Metode pendekatan seperti ini dengan menerapkan ISO 9001:2000 hanya pada unit-unit tertentu membuat positioning sertifikasi ISO 9001:2000 terbatas pada hanya pada area dan proses-proses yang disertifikasi saja. Jika diimplementasikan pada unit yang memberikan pelayanan langsung pada pelanggan maka “mind set” yang dipunyai adalah sertifikasi ISO 9001:2000 untuk meningkatkan pelayanan kepada pelanggan semata, begitu pula jika diimplementasikan di unit pendukung seperti Training Center, IT, ataupun Recruitment maka fokusnya hanya terbatas pada apa yang akan diberikan kepada unit yang mendapat pelayanannya. Sedangkan bagi bagian atau divisi lain yang memberikan support kepada unit yang disertifikasi, dukungan bagian atau divisi tersebut terbatas pada Job Desc nya saja dengan catatan tidak ada keistimewaan yang diberikan untuk unit yang mendapat sertifikasi ISO 9001:2000 karena bagian atau divisi lain tersebut juga melayani unit-unit yang belum mendapat sertifikasi. Sampai saat ini tidak banyak Bank yang menerapkan suatu service level antar bagian untuk mengikat seluruh unit di dalam perusahaan agar output korporasi sesuai dengan yang dijanjikan.

Peran “Judgement” atau “Kebijakan” dalam bisnis keuangan berkaitan dengan aspek marketing yang menempatkan tim marketing mempunyai peran lebih dari unit lainnya serta pendekatan profit oriented yang mendasari kegiatannya memberikan dampak terhadap konsistensi dalam implementasi sistem dan prosedur baku perusahaan. Sehingga ada kecenderungan untuk tidak mengikutsertakan Marketing & Sales dalam sertifikasi ISO 9001:2000 dan fokus pada area operasional semata.
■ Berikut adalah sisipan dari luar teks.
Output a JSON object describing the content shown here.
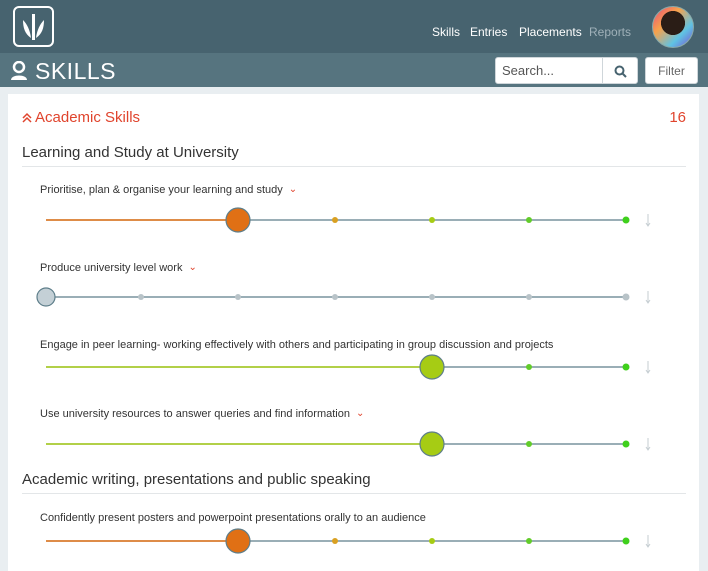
{
  "nav": {
    "items": [
      {
        "label": "Skills",
        "active": true
      },
      {
        "label": "Entries",
        "active": true
      },
      {
        "label": "Placements",
        "active": true
      },
      {
        "label": "Reports",
        "active": false
      }
    ]
  },
  "header": {
    "title": "SKILLS",
    "search_placeholder": "Search...",
    "filter_label": "Filter"
  },
  "section": {
    "title": "Academic Skills",
    "count": "16"
  },
  "groups": [
    {
      "title": "Learning and Study at University"
    },
    {
      "title": "Academic writing, presentations and public speaking"
    }
  ],
  "skills": [
    {
      "label": "Prioritise, plan & organise your learning and study",
      "has_chevron": true,
      "level": 2,
      "color": "orange"
    },
    {
      "label": "Produce university level work",
      "has_chevron": true,
      "level": 0,
      "color": "grey"
    },
    {
      "label": "Engage in peer learning- working effectively with others and participating in group discussion and projects",
      "has_chevron": false,
      "level": 4,
      "color": "lime"
    },
    {
      "label": "Use university resources to answer queries and find information",
      "has_chevron": true,
      "level": 4,
      "color": "lime"
    },
    {
      "label": "Confidently present posters and powerpoint presentations orally to an audience",
      "has_chevron": false,
      "level": 2,
      "color": "orange"
    }
  ],
  "colors": {
    "topbar": "#47636f",
    "titlebar": "#56747f",
    "accent": "#e0442d",
    "orange": "#e07015",
    "lime": "#a6cc14",
    "green": "#3fd01c",
    "track": "#5e7e8a"
  }
}
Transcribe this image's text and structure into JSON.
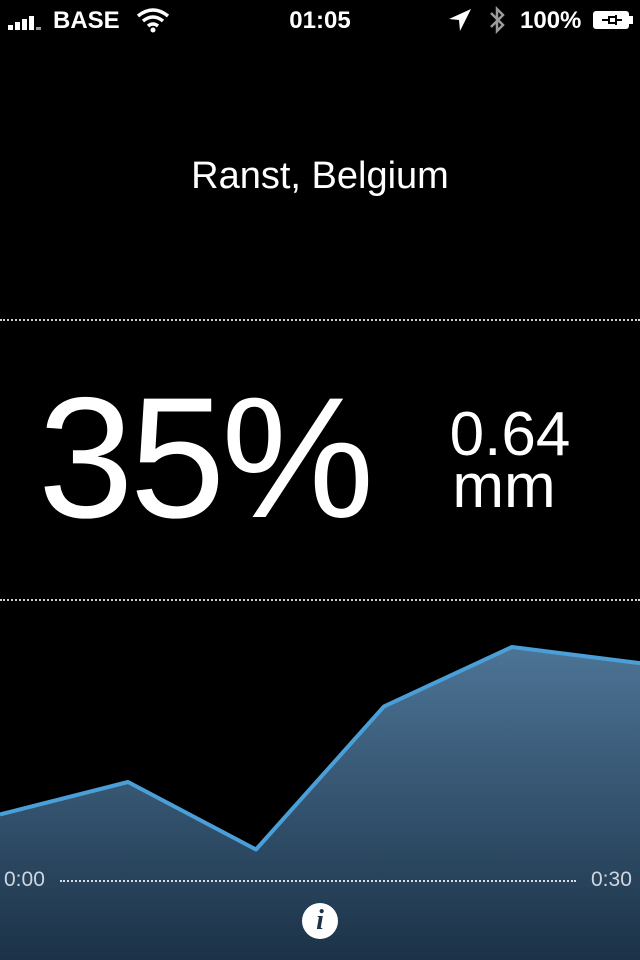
{
  "status_bar": {
    "carrier": "BASE",
    "time": "01:05",
    "battery": "100%",
    "icons": [
      "signal-icon",
      "wifi-icon",
      "location-arrow-icon",
      "bluetooth-icon",
      "battery-charging-icon"
    ]
  },
  "location": "Ranst, Belgium",
  "humidity": "35%",
  "precipitation": {
    "value": "0.64",
    "unit": "mm"
  },
  "chart_data": {
    "type": "area",
    "x_start_label": "0:00",
    "x_end_label": "0:30",
    "series": [
      {
        "values": [
          0.28,
          0.4,
          0.15,
          0.68,
          0.9,
          0.84
        ]
      }
    ],
    "ylim": [
      0,
      1
    ],
    "colors": {
      "line": "#4a9fd8",
      "fill_top": "#4d7496",
      "fill_bottom": "#1b3247"
    }
  },
  "info_button": {
    "label": "i"
  }
}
Konsekwensi dari ini semua sekali lagi membuat sertifikasi ISO 9001:2000 dipandang hanya untuk unit-unit pendukung guna memastikan proses kontrol yang konsisten dalam upaya memenuhi aspek pelayanan kepada pelanggan.

IV. Faktor-faktor eksternal yang berperan dalam Sertifikasi ISO 9001:2000

Dalam persiapan sertifikasi ISO 9001:2000 sudah lumrah bahwa perusahaan menggunakan jasa konsultan, apalagi bagi para pelaku dalam industri keuangan dimana mereka merasa bahwa bahasa yang digunakan dalam klausul ISO 9001:2000 lebih mengarah ke industri manufaktur.
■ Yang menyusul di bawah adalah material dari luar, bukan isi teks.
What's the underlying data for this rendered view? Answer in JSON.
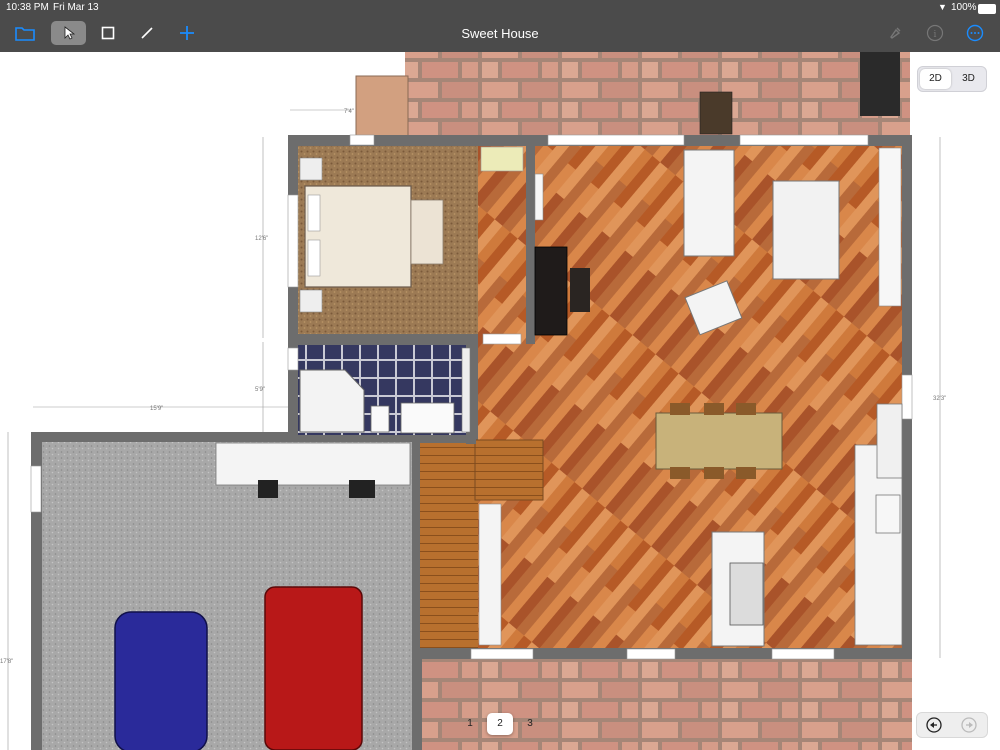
{
  "status_bar": {
    "time": "10:38 PM",
    "date": "Fri Mar 13",
    "battery": "100%"
  },
  "toolbar": {
    "title": "Sweet House",
    "icons": [
      "folder-icon",
      "select-arrow-icon",
      "rectangle-icon",
      "line-icon",
      "plus-icon",
      "pin-icon",
      "info-icon",
      "more-icon"
    ]
  },
  "view_toggle": {
    "options": [
      "2D",
      "3D"
    ],
    "selected": "2D"
  },
  "pages": {
    "items": [
      "1",
      "2",
      "3"
    ],
    "selected": "2"
  },
  "dimensions": {
    "top": "7'4\"",
    "bedroom_height": "12'6\"",
    "bath_height": "5'9\"",
    "garage_width": "15'9\"",
    "right_height": "32'3\"",
    "garage_height": "17'8\""
  },
  "colors": {
    "accent": "#1a8cff",
    "toolbar_bg": "#3c3c3c",
    "floor_wood": "#c46a2e",
    "brick": "#d49a86",
    "carpet": "#9c7a54",
    "garage_floor": "#a6a6a6",
    "tile": "#353860"
  }
}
Para konsultan yang umumnya berlatar belakang tehnik ditambah dengan keterbatasan pengalaman dan pemahaman tentang industri keuangan yang lebih dinamis dibanding sektor manufaktur serta pendekatan “template” dalam penyusunan suatu manajemen sistem mutu menciptakan suatu kerangka kaku yang rigid dan terkotak-kotak sehingga manajemen sistem mutu dihasilkan terasa tidak fleksibel dan memberatkan bagi para operator ataupun pemilik proses. Sementara itu Bank, Pialang Saham dan Asuransi itu sendiri sebenarnya telah memiliki sistem dan prosedur dimana yang menjadi fokusnya adalah tata kelola transaksional keuangan dimana aspek prudentiality menjadi pilar utamanya sesuai dengan tuntutan regulasi yang berlaku. Jelas sekali sekarang mengapa seringkali ada pertanyaan dan pernyataan dalam audit Sertifikasi ISO 9001:2000 “Kenapa kita harus bekerja dua kali, mengikuti prosedur yang ada dan juga prosedur ISO? Kalau begitu kita jadi tidak effektif dan effisien sejak Sertifikasi ISO 9001:2000”.
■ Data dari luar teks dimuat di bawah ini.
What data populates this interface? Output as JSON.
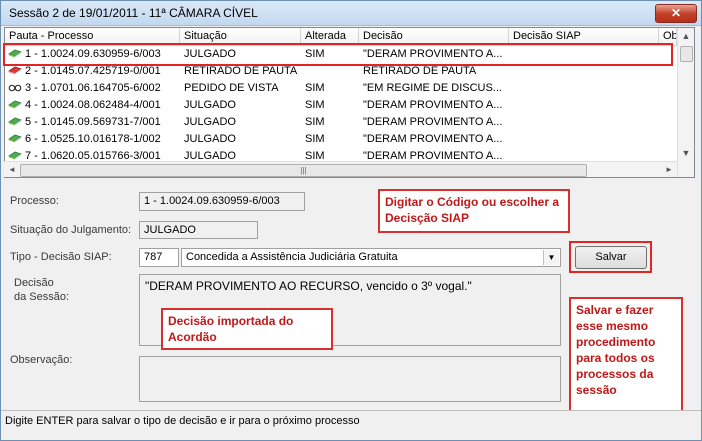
{
  "window": {
    "title": "Sessão 2 de 19/01/2011 - 11ª CÂMARA CÍVEL",
    "close_label": "✕"
  },
  "grid": {
    "columns": [
      "Pauta - Processo",
      "Situação",
      "Alterada",
      "Decisão",
      "Decisão SIAP",
      "Ob"
    ],
    "rows": [
      {
        "processo": "1 - 1.0024.09.630959-6/003",
        "situacao": "JULGADO",
        "alterada": "SIM",
        "decisao": "\"DERAM PROVIMENTO A...",
        "icon": "green-book-icon"
      },
      {
        "processo": "2 - 1.0145.07.425719-0/001",
        "situacao": "RETIRADO DE PAUTA",
        "alterada": "",
        "decisao": "RETIRADO DE PAUTA",
        "icon": "red-book-icon"
      },
      {
        "processo": "3 - 1.0701.06.164705-6/002",
        "situacao": "PEDIDO DE VISTA",
        "alterada": "SIM",
        "decisao": "\"EM REGIME DE DISCUS...",
        "icon": "glasses-icon"
      },
      {
        "processo": "4 - 1.0024.08.062484-4/001",
        "situacao": "JULGADO",
        "alterada": "SIM",
        "decisao": "\"DERAM PROVIMENTO A...",
        "icon": "green-book-icon"
      },
      {
        "processo": "5 - 1.0145.09.569731-7/001",
        "situacao": "JULGADO",
        "alterada": "SIM",
        "decisao": "\"DERAM PROVIMENTO A...",
        "icon": "green-book-icon"
      },
      {
        "processo": "6 - 1.0525.10.016178-1/002",
        "situacao": "JULGADO",
        "alterada": "SIM",
        "decisao": "\"DERAM PROVIMENTO A...",
        "icon": "green-book-icon"
      },
      {
        "processo": "7 - 1.0620.05.015766-3/001",
        "situacao": "JULGADO",
        "alterada": "SIM",
        "decisao": "\"DERAM PROVIMENTO A...",
        "icon": "green-book-icon"
      }
    ]
  },
  "form": {
    "processo_label": "Processo:",
    "processo_value": "1 - 1.0024.09.630959-6/003",
    "situacao_label": "Situação do Julgamento:",
    "situacao_value": "JULGADO",
    "tipo_label": "Tipo - Decisão SIAP:",
    "tipo_code": "787",
    "tipo_value": "Concedida a Assistência Judiciária Gratuita",
    "salvar_label": "Salvar",
    "decisao_label_1": "Decisão",
    "decisao_label_2": "da Sessão:",
    "decisao_value": "\"DERAM PROVIMENTO AO RECURSO, vencido o 3º vogal.\"",
    "observacao_label": "Observação:",
    "observacao_value": ""
  },
  "annotations": {
    "codigo": "Digitar o Código ou escolher a Decisção SIAP",
    "importada": "Decisão importada do Acordão",
    "salvar": "Salvar e fazer esse mesmo procedimento para todos os processos da sessão"
  },
  "status": "Digite ENTER para salvar o tipo de decisão e ir para o próximo processo"
}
Penjelasan tentang interpretasi persyaratan ISO 9001:2000 dihubungkan dengan aktifitas industri keuangan sehari-hari kurang memadai, training-training yang diberikan juga sedikit sekali memberikan gambaran hubungan itu, sehingga akhirnya yang dirasakan persyaratan ISO 9001:2000 sepertinya sesuatu yang asing, datangnya entah dari mana, padahal persyaratan persyaratan tersebut hanya merupakan persyaratan minimum saja agar perusahaan dapat berjalan dengan effektif dan effisien, apalagi jika disadari bahwa industri keuangan terikat dengan regulasi-regulasi lokal ataupun yang berlevel internasional.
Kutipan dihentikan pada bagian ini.